Florence Niyonkuru

Personal information
- Born: 2001 (age 24–25)

Sport
- Sport: Athletics
- Event: Long-distance running

Medal record
Women's athletics
Representing Rwanda
African Championships
| Silver medal – second place | 2026 Accra | 10,000 metres |
Commonwealth Games
| Bronze medal – third place | 2026 Glasgow | 10,000 metres |
World Road Running Championships
| Bronze medal – third place | 2026 Copenhagen | Half marathon |

= Florence Niyonkuru =

Rwandan long-distance runner (born 2001)

Florence Niyonkuru (born 2001) is a Rwandan long-distance runner. She won the silver medal over 10,000 metres at the 2026 African Championships in Athletics and the bronze medal at the 2026 Commonwealth Games, the first medal won by a Rwandan athlete since the country joined the Games.

==Biography==
In June 2025, Niyonkuru won the women's half marathon at the 20th edition of the Kigali International Peace Marathon, held on 8 June, finishing in 1:13:57. The following month, she won the 10,000 metres title at the Rwandan Championships, running 32:23.29.

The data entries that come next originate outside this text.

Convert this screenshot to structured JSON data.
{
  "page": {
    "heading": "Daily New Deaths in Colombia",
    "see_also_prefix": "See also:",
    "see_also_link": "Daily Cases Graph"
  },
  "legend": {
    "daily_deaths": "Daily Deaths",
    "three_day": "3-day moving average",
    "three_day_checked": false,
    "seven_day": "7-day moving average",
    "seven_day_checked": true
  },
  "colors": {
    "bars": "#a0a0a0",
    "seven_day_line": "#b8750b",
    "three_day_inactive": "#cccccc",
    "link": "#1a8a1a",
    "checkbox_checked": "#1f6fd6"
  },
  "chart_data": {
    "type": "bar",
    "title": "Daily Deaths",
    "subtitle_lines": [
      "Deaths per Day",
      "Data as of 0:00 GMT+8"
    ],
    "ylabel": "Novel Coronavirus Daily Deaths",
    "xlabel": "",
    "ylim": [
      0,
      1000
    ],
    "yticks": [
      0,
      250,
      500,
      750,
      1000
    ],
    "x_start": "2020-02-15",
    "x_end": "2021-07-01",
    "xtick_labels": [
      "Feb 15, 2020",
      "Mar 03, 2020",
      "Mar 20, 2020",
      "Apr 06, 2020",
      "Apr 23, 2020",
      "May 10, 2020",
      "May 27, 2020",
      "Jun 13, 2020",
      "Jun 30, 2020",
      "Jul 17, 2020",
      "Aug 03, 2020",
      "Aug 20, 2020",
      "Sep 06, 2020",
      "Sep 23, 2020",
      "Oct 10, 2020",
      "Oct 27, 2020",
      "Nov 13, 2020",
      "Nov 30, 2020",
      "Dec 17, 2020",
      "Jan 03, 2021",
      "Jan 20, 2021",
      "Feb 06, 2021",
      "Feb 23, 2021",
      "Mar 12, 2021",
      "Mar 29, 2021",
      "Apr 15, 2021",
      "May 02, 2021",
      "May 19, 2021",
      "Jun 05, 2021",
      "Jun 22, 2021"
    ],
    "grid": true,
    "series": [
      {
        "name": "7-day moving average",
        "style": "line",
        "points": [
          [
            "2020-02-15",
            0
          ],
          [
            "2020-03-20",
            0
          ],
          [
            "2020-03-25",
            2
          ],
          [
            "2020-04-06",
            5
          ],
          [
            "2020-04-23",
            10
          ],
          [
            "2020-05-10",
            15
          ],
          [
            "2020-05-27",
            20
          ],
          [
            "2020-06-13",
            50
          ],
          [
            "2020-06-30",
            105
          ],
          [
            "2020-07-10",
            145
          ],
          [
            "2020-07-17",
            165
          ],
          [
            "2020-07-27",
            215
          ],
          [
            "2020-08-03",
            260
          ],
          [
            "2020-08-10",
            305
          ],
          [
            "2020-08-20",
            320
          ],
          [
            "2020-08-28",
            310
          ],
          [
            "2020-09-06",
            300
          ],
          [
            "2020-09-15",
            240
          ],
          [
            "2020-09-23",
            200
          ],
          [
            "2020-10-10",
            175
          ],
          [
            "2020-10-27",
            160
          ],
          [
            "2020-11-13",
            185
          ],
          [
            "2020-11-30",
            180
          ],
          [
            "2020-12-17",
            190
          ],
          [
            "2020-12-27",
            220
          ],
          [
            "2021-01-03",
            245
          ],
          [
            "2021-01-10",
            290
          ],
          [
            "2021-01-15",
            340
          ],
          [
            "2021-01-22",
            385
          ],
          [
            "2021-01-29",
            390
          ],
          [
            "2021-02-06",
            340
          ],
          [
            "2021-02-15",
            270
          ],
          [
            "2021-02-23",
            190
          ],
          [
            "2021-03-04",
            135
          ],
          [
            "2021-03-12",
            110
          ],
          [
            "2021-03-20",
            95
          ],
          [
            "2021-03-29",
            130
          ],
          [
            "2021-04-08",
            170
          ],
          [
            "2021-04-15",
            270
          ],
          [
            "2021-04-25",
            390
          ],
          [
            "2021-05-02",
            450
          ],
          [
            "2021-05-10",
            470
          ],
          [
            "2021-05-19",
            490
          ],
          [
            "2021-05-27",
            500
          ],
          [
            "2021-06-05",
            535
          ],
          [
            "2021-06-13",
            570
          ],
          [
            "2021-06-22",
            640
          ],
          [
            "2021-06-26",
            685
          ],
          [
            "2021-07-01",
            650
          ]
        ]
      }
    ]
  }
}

In April 2026, Niyonkuru claimed won the Elite Women's 10,000m at the TCS World 10K in Bengaluru, India. In May, she won the 10,000 metres silver medal at the 2026 African Championships in Athletics in Accra, Ghana, finishing behind Diana Wanza of Kenya. She was selected as part of the Rwanda team for the 2026 Commonwealth Games in Glasgow, Scotland, winning the country's first-ever medal at the senior edition of the Games when she took bronze at the women's 10,000 metres, behind Wanza and Rose Davies of Australia. Competing in the half marathon at the 2026 World Athletics Road Running Championships in Copenhagen, Niyonkuru won the bronze medal in 1:06:08.